官官相护,钱能通神,这就是大清的司法,这就是底层百姓的地狱。

陈鳌越想越气,一拍桌子,桌上的茶杯震得哐当响。他为官数十载,自问对得起天地良心,对得起身上的官服,绝不能看着这样的冤案在自己眼皮底下发生,绝不能让一个无辜的孩子,就这样枉死。

“来人,”陈鳌喊来衙役,“备轿,去漳浦县大牢,我要亲自提审林阿生。”

此时的漳浦县大牢,阴冷潮湿,霉味和血腥味交织在一起,呛得人喘不过气。林阿生被关在最角落的牢房里,四壁漏风,冷雨从缝隙里钻进来,打在他的身上,冻得他瑟瑟发抖。

他蜷缩在草堆里,草堆里满是虱子和跳蚤,咬得他浑身发痒,可他却连抬手挠一下的力气都没有。他的脑子里,反复回荡着爹娘的话,还有那知县李大人冰冷的眼神。

“阿生,你就认了吧。那李家给了我们五十两银子,有了这银子,你弟弟妹妹就能活下去,就能吃上饱饭,就能穿上新衣服。”

“你是哥哥,你该为家里做点牺牲。反正你这身子骨,也活不了多久,不如换点银子,让家人好好活着。”

“你要是敢翻供,敢说出实情,我们全家都得死!李家有的是钱,有的是势,能让你死无全尸,能让你弟弟妹妹活活饿死!”

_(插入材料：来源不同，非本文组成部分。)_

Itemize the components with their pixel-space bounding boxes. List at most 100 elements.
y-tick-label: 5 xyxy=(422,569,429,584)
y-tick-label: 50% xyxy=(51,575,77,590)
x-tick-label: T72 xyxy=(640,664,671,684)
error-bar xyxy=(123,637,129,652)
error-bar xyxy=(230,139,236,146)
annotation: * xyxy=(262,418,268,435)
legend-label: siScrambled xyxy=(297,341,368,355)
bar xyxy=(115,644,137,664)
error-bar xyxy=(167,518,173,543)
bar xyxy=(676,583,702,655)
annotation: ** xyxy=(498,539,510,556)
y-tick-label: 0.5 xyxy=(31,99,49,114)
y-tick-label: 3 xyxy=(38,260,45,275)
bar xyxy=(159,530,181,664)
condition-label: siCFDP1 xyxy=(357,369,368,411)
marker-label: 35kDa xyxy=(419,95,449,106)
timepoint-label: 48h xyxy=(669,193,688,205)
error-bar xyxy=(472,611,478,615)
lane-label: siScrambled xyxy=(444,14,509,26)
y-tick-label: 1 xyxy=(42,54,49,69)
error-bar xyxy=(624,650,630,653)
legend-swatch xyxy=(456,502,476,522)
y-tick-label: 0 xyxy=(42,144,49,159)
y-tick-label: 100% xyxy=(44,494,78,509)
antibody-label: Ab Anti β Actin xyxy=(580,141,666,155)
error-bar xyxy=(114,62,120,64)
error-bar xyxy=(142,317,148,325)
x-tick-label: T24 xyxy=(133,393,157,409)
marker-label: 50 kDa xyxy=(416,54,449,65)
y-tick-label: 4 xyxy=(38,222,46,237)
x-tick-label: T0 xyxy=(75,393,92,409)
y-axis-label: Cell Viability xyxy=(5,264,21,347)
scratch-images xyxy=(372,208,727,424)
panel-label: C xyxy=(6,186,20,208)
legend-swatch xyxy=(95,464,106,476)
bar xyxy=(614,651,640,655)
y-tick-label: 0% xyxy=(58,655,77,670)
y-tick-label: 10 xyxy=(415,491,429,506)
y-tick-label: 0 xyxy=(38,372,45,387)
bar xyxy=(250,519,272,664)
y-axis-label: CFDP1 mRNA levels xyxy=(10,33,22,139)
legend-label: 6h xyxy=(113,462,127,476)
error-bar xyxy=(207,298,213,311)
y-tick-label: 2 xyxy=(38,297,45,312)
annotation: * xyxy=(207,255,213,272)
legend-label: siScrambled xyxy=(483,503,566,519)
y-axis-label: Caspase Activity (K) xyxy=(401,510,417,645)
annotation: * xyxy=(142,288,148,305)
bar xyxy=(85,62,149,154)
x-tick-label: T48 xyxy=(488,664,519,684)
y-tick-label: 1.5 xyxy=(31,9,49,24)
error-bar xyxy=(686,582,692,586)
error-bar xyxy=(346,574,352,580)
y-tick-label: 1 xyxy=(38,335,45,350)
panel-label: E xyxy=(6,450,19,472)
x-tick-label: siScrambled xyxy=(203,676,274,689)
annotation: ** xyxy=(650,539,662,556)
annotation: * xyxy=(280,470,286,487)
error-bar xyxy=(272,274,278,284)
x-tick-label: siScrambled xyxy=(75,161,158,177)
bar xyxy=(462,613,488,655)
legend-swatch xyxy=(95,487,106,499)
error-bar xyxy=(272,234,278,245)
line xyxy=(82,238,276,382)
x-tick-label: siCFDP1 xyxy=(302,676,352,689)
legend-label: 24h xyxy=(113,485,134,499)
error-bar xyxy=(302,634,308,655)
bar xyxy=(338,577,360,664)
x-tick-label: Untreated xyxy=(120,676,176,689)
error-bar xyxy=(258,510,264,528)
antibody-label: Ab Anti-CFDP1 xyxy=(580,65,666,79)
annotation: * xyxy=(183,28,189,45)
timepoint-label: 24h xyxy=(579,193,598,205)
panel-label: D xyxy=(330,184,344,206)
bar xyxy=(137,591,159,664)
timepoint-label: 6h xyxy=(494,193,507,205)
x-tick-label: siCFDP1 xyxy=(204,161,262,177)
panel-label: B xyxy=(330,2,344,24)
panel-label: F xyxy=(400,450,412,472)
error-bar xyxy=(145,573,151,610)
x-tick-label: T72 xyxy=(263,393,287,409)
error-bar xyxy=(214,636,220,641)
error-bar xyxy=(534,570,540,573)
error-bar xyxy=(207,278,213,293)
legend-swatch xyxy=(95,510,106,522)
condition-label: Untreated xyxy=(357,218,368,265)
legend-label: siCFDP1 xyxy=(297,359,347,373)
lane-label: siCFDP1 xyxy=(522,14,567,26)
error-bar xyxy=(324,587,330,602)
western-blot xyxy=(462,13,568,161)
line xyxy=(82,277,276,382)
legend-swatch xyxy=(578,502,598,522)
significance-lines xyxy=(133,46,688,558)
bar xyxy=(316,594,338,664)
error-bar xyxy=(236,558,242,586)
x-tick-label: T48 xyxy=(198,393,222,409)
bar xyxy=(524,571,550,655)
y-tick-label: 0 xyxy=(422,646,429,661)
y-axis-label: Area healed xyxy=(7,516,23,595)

爹娘的话,像一把把尖刀,狠狠扎在他的心上。五十两银子,就买断了他的一生,就把他推上了断头台。

他想起了弟弟妹妹,那个才三岁的妹妹,连一口白面馒头都没吃过,那个才五岁的弟弟,连一双完整的鞋子都没有。他是家里的老大,他该护着他们,可他没想到,自己护着他们的方式,竟是用自己的命。

他也想起了那个教他背口供的李家管家,那个满脸横肉的男人,捏着他的下巴,恶狠狠地说:“记住了,一字不差地背下来,要是敢说错一个字,就打断你的腿,让你爹娘跟着你一起受罪。”

他背了无数遍,背到口干舌燥,背到头晕目眩,背到连做梦都在说那些话。他知道自己是冤枉的,他从来没见过什么王虎,更别说杀了他。可他不敢说,不能说,他怕,怕李家的报复,怕爹娘的责骂,怕弟弟妹妹活不下去。

牢房的门被推开,狱卒端着一碗冷粥走了进来,往地上一倒,“吃吧,死囚,别浪费粮食。”

冷粥里只有几粒米,剩下的全是糠皮,难以下咽。林阿生看着那碗冷粥,突然笑了,笑得眼泪都流了出来。他的一生,就像这碗冷粥,寡淡无味,充满了苦涩,到最后,连死都死得不明不白。

他想起了小时候,娘抱着他,坐在田埂上,说:“阿生,等秋收了,娘给你做白面馒头,管够。”

可直到现在,他也没吃过一顿管够的白面馒头。

窗外的冷雨还在下,砸在牢房的瓦片上,发出哒哒的声响,像在为他敲打着丧钟。林阿生蜷缩在草堆里,闭上眼睛,任由冰冷的雨水打在脸上,心里只剩下无尽的绝望和悲凉。

他不知道,陈鳌正朝着漳浦县赶来,想要给他一线生机。他更不知道,这线生机,终究会被人性的贪婪和冷漠,碾得粉碎。

他的命,早已成了案板上的肉,任人宰割。而这大清的天,也早已黑透了,再也照不进一丝光亮。